Because the costs here were mandatory, there was no error in the imposition of those costs. Instead of affirming on that ground, the court takes the unnecessary step of overturning a precedent that is easily distinguished. Nevertheless, I agree that we should recede from Strickland v. State, 56 So.3d 906 (Fla. 5th DCA 2011), but not for the reason provided by the majority. I emphasize here that this is a case where the only colorable challenge to the costs is that the otherwise authorized costs were not orally pronounced.2 Appellant waived this argument by not filing a Florida Rule of Criminal Procedure 3.800(b) motion. Maddox v. State, 760 So.2d 89, 105 (Fla.2000). To the extent that the majority relies upon Jackson v. State, 983 So.2d 562, 572 (Fla.2008), for the proposition that a cost assessment can never “render a sentence illegal,” I respectfully disagree. When a sentence includes the assessment of a cost that is not authorized by law, it meets the definition of an “illegal sentence” under Williams v. State, 957 So.2d 600 (Fla.2007). A “sentence” may include all or any combination of several components— incarceration, fine, probation, restitution and costs, both mandatory and discretionary. Indeed, a “sentence” may impose costs as its only punitive component. If any component is “illegal,” it is subject to challenge under either rule 3.800(a) or 3.800(b).

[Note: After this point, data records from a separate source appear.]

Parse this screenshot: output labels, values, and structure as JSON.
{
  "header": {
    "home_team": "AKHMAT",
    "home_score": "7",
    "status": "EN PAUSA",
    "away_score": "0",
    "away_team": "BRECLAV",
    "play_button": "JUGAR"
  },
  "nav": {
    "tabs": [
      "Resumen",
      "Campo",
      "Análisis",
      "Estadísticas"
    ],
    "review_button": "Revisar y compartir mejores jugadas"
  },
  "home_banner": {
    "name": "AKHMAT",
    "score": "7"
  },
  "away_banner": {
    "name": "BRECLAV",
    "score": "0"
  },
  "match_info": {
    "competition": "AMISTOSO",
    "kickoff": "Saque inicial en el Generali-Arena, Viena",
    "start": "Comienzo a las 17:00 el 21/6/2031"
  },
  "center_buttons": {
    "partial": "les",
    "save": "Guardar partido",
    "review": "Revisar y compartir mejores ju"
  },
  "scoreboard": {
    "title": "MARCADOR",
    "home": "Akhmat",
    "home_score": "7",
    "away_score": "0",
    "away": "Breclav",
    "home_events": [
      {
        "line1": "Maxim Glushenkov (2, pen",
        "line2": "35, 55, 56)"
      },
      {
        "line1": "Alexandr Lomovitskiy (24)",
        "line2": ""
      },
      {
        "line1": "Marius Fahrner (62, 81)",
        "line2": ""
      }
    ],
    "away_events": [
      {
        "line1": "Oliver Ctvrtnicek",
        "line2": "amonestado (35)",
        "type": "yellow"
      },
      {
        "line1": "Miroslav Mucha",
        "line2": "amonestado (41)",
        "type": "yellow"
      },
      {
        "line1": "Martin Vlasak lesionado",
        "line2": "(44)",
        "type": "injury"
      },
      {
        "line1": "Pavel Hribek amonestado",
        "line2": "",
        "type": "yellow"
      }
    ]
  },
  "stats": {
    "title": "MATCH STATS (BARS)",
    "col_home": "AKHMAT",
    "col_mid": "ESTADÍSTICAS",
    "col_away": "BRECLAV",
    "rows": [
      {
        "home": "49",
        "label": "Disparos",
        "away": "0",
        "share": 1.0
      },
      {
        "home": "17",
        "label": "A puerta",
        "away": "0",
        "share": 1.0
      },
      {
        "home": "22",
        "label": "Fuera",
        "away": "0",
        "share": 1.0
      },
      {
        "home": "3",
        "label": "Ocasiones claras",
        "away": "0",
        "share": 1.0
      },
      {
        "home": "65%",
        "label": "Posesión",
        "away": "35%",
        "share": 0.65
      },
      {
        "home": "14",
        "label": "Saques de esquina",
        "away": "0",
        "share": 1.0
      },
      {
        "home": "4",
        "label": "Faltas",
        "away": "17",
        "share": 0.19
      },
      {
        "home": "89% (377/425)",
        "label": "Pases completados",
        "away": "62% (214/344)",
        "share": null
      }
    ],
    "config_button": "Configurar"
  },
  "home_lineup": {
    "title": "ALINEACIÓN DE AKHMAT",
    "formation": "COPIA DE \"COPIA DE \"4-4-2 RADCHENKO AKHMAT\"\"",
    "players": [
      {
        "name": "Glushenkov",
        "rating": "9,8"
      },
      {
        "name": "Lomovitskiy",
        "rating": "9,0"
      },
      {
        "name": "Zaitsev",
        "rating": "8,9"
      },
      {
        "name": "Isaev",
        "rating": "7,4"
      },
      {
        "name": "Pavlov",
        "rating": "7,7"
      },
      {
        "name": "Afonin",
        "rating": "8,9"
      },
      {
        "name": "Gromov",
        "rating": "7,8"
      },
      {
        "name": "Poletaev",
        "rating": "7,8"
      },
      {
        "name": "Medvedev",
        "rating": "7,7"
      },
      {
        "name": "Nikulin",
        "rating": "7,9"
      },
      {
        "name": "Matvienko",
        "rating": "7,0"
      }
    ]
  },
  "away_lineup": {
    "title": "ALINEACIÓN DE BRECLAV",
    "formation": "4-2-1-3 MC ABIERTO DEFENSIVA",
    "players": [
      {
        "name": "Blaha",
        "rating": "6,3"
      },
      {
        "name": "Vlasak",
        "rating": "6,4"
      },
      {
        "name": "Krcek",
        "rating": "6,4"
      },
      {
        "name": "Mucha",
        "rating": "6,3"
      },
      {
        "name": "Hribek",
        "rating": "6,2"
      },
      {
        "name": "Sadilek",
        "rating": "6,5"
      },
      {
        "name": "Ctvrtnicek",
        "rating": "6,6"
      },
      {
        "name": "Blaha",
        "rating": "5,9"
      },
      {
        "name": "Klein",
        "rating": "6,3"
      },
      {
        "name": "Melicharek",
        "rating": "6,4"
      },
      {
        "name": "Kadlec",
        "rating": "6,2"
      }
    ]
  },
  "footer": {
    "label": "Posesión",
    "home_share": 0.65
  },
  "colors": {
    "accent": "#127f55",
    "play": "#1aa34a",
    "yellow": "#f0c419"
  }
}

I agree with Judge Evander that there might be circumstances where a discrepancy between an oral pronouncement and a written judgment can be remedied notwithstanding the lack of a timely rule 3.800(b) motion. We addressed such a hypothetical circumstance in State v. Joly, 885 So.2d 921 (Fla. 5th DCA 2004), and again in Grubb v. State, 922 So.2d 1002 (Fla. 5th DCA 2006). There might also be other circumstances and procedural paths to seek such relief.

. Appellant's argument that one cost assessment was imposed without statutory authority is without merit.